これからの暮らしはどうなるの?
38422 マスメディアに内在する自己欺瞞の構図
 
岩井裕介 ( 30 山口 再開発プランナー ) 02/08/22 AM00 【印刷用へ
37953メディアの牢獄から脱するために@三文脚本家としてのマスコミ
37954メディアの牢獄から脱するためにA中立を装う価値の裁断者
上記の、北村浩司さんの投稿によって、マスメディアに内在する自己欺瞞の構造が、鮮明に理解できたように思います。


マスメディアによる共認支配の構造は、大きく二つの層から成り立っているのではないかと思う。

ひとつは、おきまりの「価値観念」を流布し続ける構造。キャスターがニュースの最後に付け足す言葉がまさにそれである。
「この国の政治家・官僚は、一体どうなっているのでしょうか・・」
「企業の倫理が問われるところですね・・」
「こころ温まる話題でした・・」等々

これらの、「言い捨て」(37997)の言葉は、実質的な中身はゼロであるにも関わらず、なんとなく規範・教訓めいた言い回しであるために、一見反論しがたく感じられる。そのため人々は、状況の本質を掴むことができず、なんだかなぁ、と思いつつも、思考停止したまま受け流してしまいがちである。

しかし、一部の人々を除いて、普通の大衆は昔から、このような紋切り型の価値観念には、実はほとんど感応していなかったのではないかと思う。むしろ価値観念の流布は、人々に社会統合の地平でモノを考えさせないための支配装置なのではないかと思われる。
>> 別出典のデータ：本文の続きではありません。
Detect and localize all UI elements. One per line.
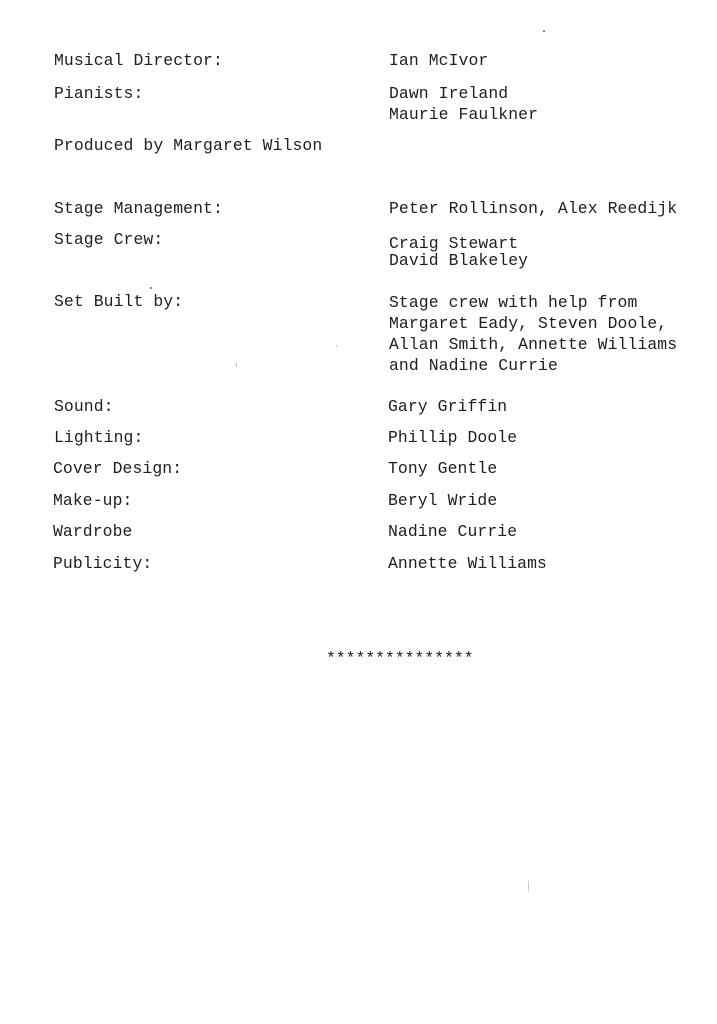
name-make-up: Beryl Wride [388, 491, 498, 510]
name-publicity: Annette Williams [388, 554, 547, 573]
names-stage-crew [389, 235, 528, 269]
name-stage-crew-member: Craig Stewart [389, 234, 519, 253]
scan-speck [543, 30, 545, 32]
names-pianists [389, 83, 538, 125]
role-set-built-by: Set Built by: [54, 292, 184, 311]
name-wardrobe: Nadine Currie [388, 522, 518, 541]
scan-speck [528, 880, 529, 892]
set-built-by-line: Margaret Eady, Steven Doole, [389, 314, 668, 333]
set-built-by-line: Allan Smith, Annette Williams [389, 335, 678, 354]
name-musical-director: Ian McIvor [389, 51, 489, 70]
role-musical-director: Musical Director: [54, 51, 223, 70]
role-publicity: Publicity: [53, 554, 153, 573]
scan-speck [236, 363, 237, 367]
scan-speck [336, 345, 337, 347]
name-cover-design: Tony Gentle [388, 459, 498, 478]
scan-speck [150, 287, 152, 289]
name-stage-management: Peter Rollinson, Alex Reedijk [389, 199, 678, 218]
set-built-by-line: and Nadine Currie [389, 356, 558, 375]
role-pianists: Pianists: [54, 84, 144, 103]
name-pianist: Dawn Ireland [389, 84, 509, 103]
name-pianist: Maurie Faulkner [389, 105, 539, 124]
role-wardrobe: Wardrobe [53, 522, 133, 541]
asterisk-divider: *************** [326, 649, 474, 668]
name-lighting: Phillip Doole [388, 428, 518, 447]
names-set-built-by [389, 292, 677, 376]
produced-by-line: Produced by Margaret Wilson [54, 136, 323, 155]
set-built-by-line: Stage crew with help from [389, 293, 638, 312]
role-lighting: Lighting: [54, 428, 144, 447]
role-stage-management: Stage Management: [54, 199, 223, 218]
role-cover-design: Cover Design: [53, 459, 183, 478]
name-stage-crew-member: David Blakeley [389, 251, 529, 270]
role-sound: Sound: [54, 397, 114, 416]
role-stage-crew: Stage Crew: [54, 230, 164, 249]
name-sound: Gary Griffin [388, 397, 508, 416]
role-make-up: Make-up: [53, 491, 133, 510]
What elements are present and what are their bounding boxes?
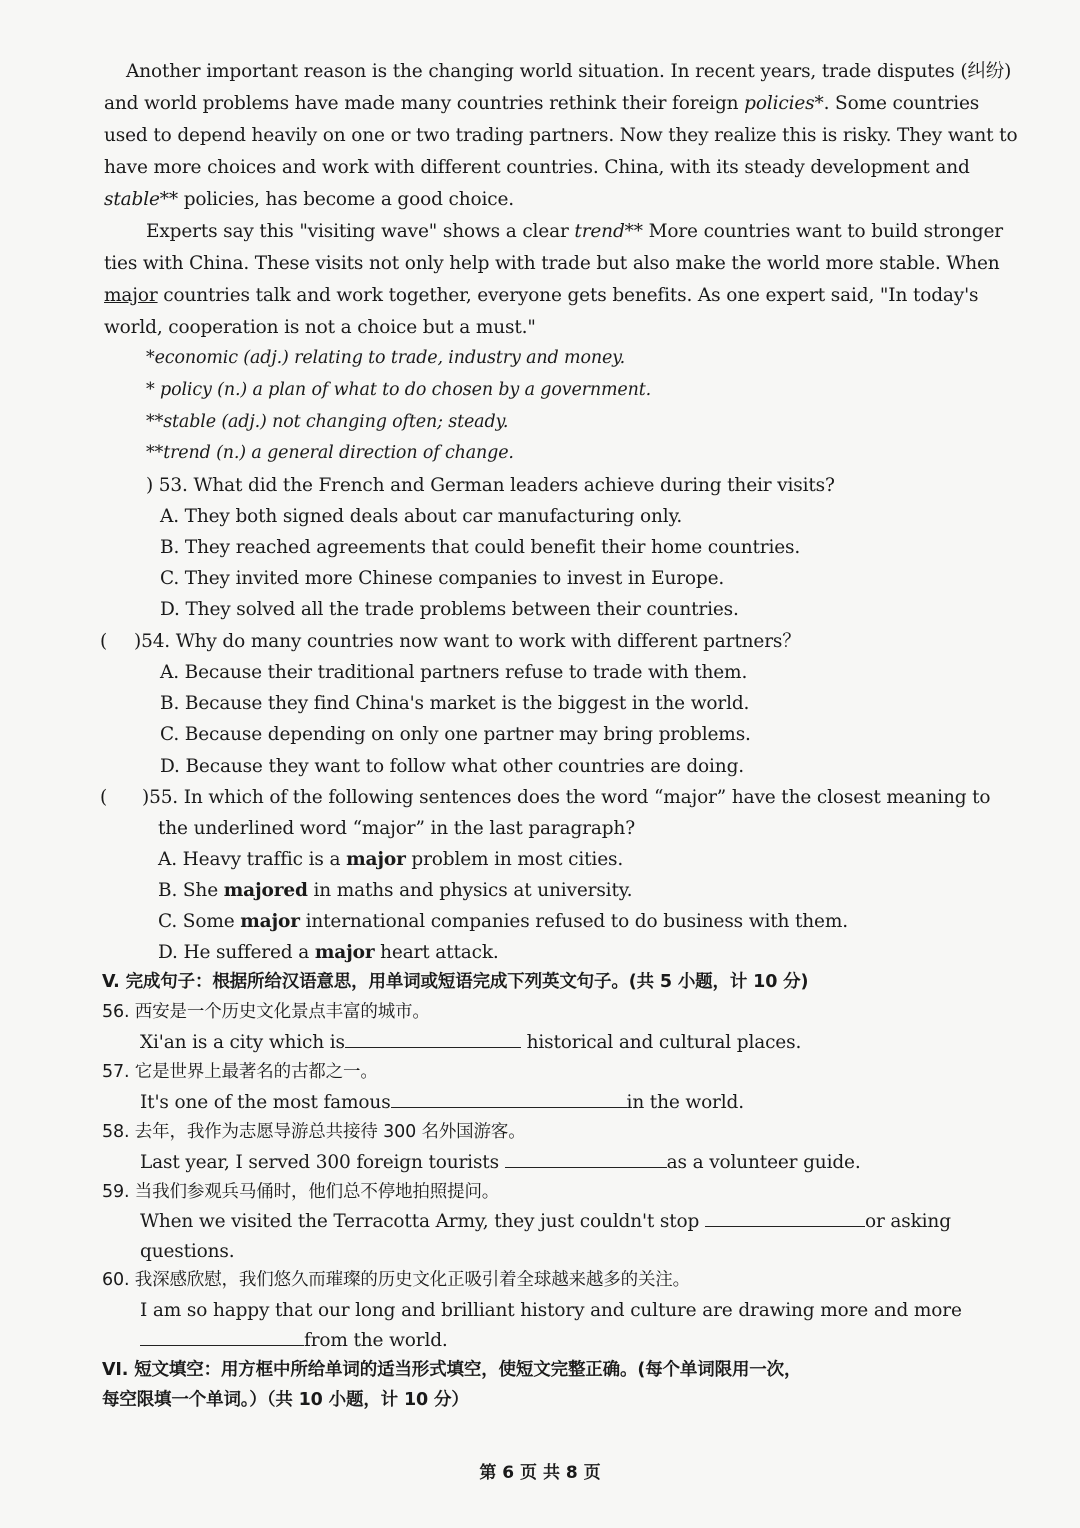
glossary-trend: **trend (n.) a general direction of change. xyxy=(146,443,514,463)
section5-heading: V. 完成句子：根据所给汉语意思，用单词或短语完成下列英文句子。(共 5 小题，计 10 分) xyxy=(102,972,809,992)
q53-option-c: C. They invited more Chinese companies to invest in Europe. xyxy=(160,568,725,589)
answer-blank-60[interactable] xyxy=(140,1327,304,1346)
item57-en-post: in the world. xyxy=(626,1092,744,1113)
glossary-stable: **stable (adj.) not changing often; steady. xyxy=(146,412,509,432)
p1-line1: Another important reason is the changing world situation. In recent years, trade disputes (纠纷) xyxy=(126,61,1012,82)
q54-paren: ( xyxy=(100,631,108,652)
item60-en-post: from the world. xyxy=(304,1330,448,1351)
q55-a-post: problem in most cities. xyxy=(405,849,624,870)
q55-option-c xyxy=(158,906,848,937)
q53-stem: ) 53. What did the French and German leaders achieve during their visits? xyxy=(146,475,835,496)
p2-line1-a: Experts say this "visiting wave" shows a clear xyxy=(146,221,575,242)
q55-b-post: in maths and physics at university. xyxy=(307,880,633,901)
item56-cn: 56. 西安是一个历史文化景点丰富的城市。 xyxy=(102,1002,430,1022)
item58-cn: 58. 去年，我作为志愿导游总共接待 300 名外国游客。 xyxy=(102,1122,526,1142)
page-number: 第 6 页 共 8 页 xyxy=(479,1463,601,1483)
p2-line1 xyxy=(146,216,1003,247)
section6-heading-line1: VI. 短文填空：用方框中所给单词的适当形式填空，使短文完整正确。(每个单词限用一次， xyxy=(102,1360,802,1380)
p1-line2-a: and world problems have made many countries rethink their foreign xyxy=(104,93,745,114)
trend-word: trend xyxy=(574,221,625,242)
footnote-mark: * xyxy=(814,93,824,114)
q55-paren: ( xyxy=(100,787,108,808)
item59-en xyxy=(140,1206,951,1237)
item57-en xyxy=(140,1087,744,1118)
item60-cn: 60. 我深感欣慰，我们悠久而璀璨的历史文化正吸引着全球越来越多的关注。 xyxy=(102,1270,690,1290)
q54-option-b: B. Because they find China's market is the biggest in the world. xyxy=(160,693,750,714)
q55-a-word: major xyxy=(346,849,406,870)
item56-en-post: historical and cultural places. xyxy=(520,1032,802,1053)
q55-d-word: major xyxy=(314,942,375,963)
answer-blank-59[interactable] xyxy=(705,1208,865,1227)
q55-d-pre: D. He suffered a xyxy=(158,942,315,963)
p1-line5 xyxy=(104,184,514,215)
glossary-economic: *economic (adj.) relating to trade, industry and money. xyxy=(146,348,625,368)
q55-b-pre: B. She xyxy=(158,880,224,901)
item58-en-post: as a volunteer guide. xyxy=(666,1152,861,1173)
q55-option-d xyxy=(158,937,499,968)
p1-line3: used to depend heavily on one or two trading partners. Now they realize this is risky. They want to xyxy=(104,125,1018,146)
q53-option-b: B. They reached agreements that could benefit their home countries. xyxy=(160,537,801,558)
item60-en: I am so happy that our long and brilliant history and culture are drawing more and more xyxy=(140,1300,962,1321)
q55-a-pre: A. Heavy traffic is a xyxy=(158,849,347,870)
item56-en-pre: Xi'an is a city which is xyxy=(140,1032,345,1053)
q55-c-pre: C. Some xyxy=(158,911,241,932)
p2-line4: world, cooperation is not a choice but a must." xyxy=(104,317,536,338)
item59-en-pre: When we visited the Terracotta Army, they just couldn't stop xyxy=(140,1211,705,1232)
p1-line5-b: policies, has become a good choice. xyxy=(177,189,514,210)
footnote-mark: ** xyxy=(624,221,643,242)
p2-line3 xyxy=(104,280,978,311)
item57-en-pre: It's one of the most famous xyxy=(140,1092,391,1113)
item59-en-line2: questions. xyxy=(140,1241,235,1262)
q55-c-word: major xyxy=(240,911,300,932)
item57-cn: 57. 它是世界上最著名的古都之一。 xyxy=(102,1062,378,1082)
item56-en xyxy=(140,1027,801,1058)
footnote-mark: ** xyxy=(159,189,178,210)
q55-b-word: majored xyxy=(223,880,308,901)
q53-option-a: A. They both signed deals about car manufacturing only. xyxy=(160,506,683,527)
item59-cn: 59. 当我们参观兵马俑时，他们总不停地拍照提问。 xyxy=(102,1182,500,1202)
answer-blank-58[interactable] xyxy=(505,1149,667,1168)
major-underlined-word: major xyxy=(104,285,158,306)
policies-word: policies xyxy=(744,93,815,114)
item60-en-line2 xyxy=(140,1325,448,1356)
q55-option-b xyxy=(158,875,632,906)
item59-en-post: or asking xyxy=(864,1211,951,1232)
p2-line3-b: countries talk and work together, everyone gets benefits. As one expert said, "In today's xyxy=(157,285,979,306)
answer-blank-57[interactable] xyxy=(391,1089,627,1108)
p1-line2 xyxy=(104,88,979,119)
item58-en-pre: Last year, I served 300 foreign tourists xyxy=(140,1152,505,1173)
q55-stem-line1: )55. In which of the following sentences does the word “major” have the closest meaning to xyxy=(142,787,991,808)
p2-line1-b: More countries want to build stronger xyxy=(642,221,1003,242)
section6-heading-line2: 每空限填一个单词。）（共 10 小题，计 10 分） xyxy=(102,1390,469,1410)
q54-stem: )54. Why do many countries now want to work with different partners？ xyxy=(134,631,801,652)
stable-word: stable xyxy=(104,189,160,210)
q54-option-c: C. Because depending on only one partner may bring problems. xyxy=(160,724,751,745)
q53-option-d: D. They solved all the trade problems between their countries. xyxy=(160,599,739,620)
q54-option-d: D. Because they want to follow what other countries are doing. xyxy=(160,756,744,777)
glossary-policy: * policy (n.) a plan of what to do chosen by a government. xyxy=(146,380,652,400)
p2-line2: ties with China. These visits not only help with trade but also make the world more stable. When xyxy=(104,253,1000,274)
answer-blank-56[interactable] xyxy=(345,1029,521,1048)
q55-d-post: heart attack. xyxy=(374,942,499,963)
q54-option-a: A. Because their traditional partners refuse to trade with them. xyxy=(160,662,748,683)
q55-stem-line2: the underlined word “major” in the last paragraph? xyxy=(158,818,635,839)
p1-line2-b: . Some countries xyxy=(823,93,980,114)
q55-option-a xyxy=(158,844,623,875)
p1-line4: have more choices and work with different countries. China, with its steady development and xyxy=(104,157,970,178)
q55-c-post: international companies refused to do business with them. xyxy=(299,911,848,932)
item58-en xyxy=(140,1147,861,1178)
もうひとつの共認支配の構造は、既に多くの投稿で指摘されているとおり、人々の即自的な解脱欠乏=野次馬精神に応えるマスメディアの体質(=存在基盤)そのものにある。業界人も視聴者も、実は古臭い価値観念などどうでもよく、下部意識の興味の中心は、おしゃべりネタの発掘・脚色・消費にあり、その代償充足から離れられないがゆえに、マスメディアに振り回されるはめになっているのではないか。

このように考えると、マスメディアは、もともと上部意識と下部意識の断絶という自己欺瞞の構造を内在させているのではないかと思われる。



これからのメディアを考えていく場合、上記の構造を改めて総括しておく必要を感じる。

例えば、インターネットの草創期から登場した「匿名掲示板」は、マスコミ等の流布する価値観念を排した、大衆の口コミ情報のネットワークとして期待された時期もあったが、しかしその末路はと言えば、自我肥大の異常人の醜い下部意識=野次馬根性を増殖させるだけの場に成り下がり、普通の人々は見向きもしなくなってしまった。これでは、社会的なメディアとは到底言えない。

本当に人々が必要とするメディアを実現していくには、やはり、社会統合の地平における統合観念の塗り替え(旧観念の全的否定とそれに代わる構造認識の構築)、そして、そのための認識形成の場づくりからはじめなければならないと思う。